I needed an implementation of a bi-directional map in Java so I tried to use BiMap and BidiMap from Guava and Commons. However, the inverse view capability is not maintained after a modification on an element. Here is an example with BiMap (same behavior with BidiMap) :
BiMap<Set<String>, Set<String>> map = HashBiMap.create();
Set<String> foo = new HashSet<>();
foo.add("foo");
Set<String> bar = new HashSet<>();
bar.add("bar");
map.put(foo, bar);
map.get(foo); // returns [bar], ok
map.inverse().get(map.get(foo)); // returns [foo], ok
map.get(foo).add("someString");
map.get(foo); // returns [bar, someString], ok
map.inverse().get(map.get(foo)); // returns null, not ok <=
Of course this behavior can be expected for an implementation using HashMaps but it illustrates the problem.

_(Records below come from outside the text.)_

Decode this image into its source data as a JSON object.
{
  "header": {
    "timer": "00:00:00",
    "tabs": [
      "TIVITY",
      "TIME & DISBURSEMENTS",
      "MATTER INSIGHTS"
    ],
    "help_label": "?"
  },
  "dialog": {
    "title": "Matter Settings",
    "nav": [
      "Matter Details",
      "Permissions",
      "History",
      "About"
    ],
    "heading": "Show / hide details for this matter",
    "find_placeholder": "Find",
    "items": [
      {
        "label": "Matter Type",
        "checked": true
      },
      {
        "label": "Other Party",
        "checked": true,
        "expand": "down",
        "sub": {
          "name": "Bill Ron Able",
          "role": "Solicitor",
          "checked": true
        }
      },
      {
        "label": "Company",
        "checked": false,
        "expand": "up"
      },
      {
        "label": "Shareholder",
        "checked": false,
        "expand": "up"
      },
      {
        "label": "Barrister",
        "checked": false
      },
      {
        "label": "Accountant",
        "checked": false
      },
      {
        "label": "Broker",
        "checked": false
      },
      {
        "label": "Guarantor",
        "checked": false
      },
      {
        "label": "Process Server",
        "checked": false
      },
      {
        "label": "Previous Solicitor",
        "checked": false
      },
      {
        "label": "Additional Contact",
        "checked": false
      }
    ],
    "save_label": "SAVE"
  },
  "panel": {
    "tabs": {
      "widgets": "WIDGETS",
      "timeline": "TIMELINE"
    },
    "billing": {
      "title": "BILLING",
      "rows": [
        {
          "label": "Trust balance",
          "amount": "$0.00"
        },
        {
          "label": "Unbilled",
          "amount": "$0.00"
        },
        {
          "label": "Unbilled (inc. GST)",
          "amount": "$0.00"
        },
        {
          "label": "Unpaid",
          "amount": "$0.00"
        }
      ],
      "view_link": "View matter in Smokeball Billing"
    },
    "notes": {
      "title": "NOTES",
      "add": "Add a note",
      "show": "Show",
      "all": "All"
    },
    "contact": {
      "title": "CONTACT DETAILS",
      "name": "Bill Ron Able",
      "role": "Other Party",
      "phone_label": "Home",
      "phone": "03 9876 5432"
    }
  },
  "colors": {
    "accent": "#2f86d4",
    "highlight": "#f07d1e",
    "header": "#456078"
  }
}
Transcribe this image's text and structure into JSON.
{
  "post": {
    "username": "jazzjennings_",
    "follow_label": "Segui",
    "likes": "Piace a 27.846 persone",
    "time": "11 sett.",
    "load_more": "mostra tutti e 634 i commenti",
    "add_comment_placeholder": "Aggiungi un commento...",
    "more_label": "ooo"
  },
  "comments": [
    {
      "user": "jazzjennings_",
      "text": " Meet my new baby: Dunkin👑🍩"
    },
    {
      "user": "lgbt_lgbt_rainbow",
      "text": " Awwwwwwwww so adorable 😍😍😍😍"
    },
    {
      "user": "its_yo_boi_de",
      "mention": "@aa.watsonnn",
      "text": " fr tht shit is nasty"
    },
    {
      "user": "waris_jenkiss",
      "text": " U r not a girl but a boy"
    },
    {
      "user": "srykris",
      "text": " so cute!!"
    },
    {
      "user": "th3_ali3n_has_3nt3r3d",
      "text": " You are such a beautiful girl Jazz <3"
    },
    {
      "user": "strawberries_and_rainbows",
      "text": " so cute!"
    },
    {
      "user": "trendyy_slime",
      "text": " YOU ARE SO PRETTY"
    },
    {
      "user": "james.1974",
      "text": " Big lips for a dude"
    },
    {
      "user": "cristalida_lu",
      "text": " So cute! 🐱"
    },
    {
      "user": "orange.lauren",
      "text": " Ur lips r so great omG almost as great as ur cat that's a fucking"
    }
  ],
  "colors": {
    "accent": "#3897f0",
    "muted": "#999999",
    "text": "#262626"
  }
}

So the question is, is there a bi-directional data structure which can handle this kind of situation, with elements of arbitrary types, and still have a better average time complexity than an array of pairs?
EDIT : I'm not trying to solve this problem or avoid it, this is more of an academic question. I just want to know if such a data structure exists. That is, a data structure allowing bi-directional binding, mutable keys and with reasonable time complexity.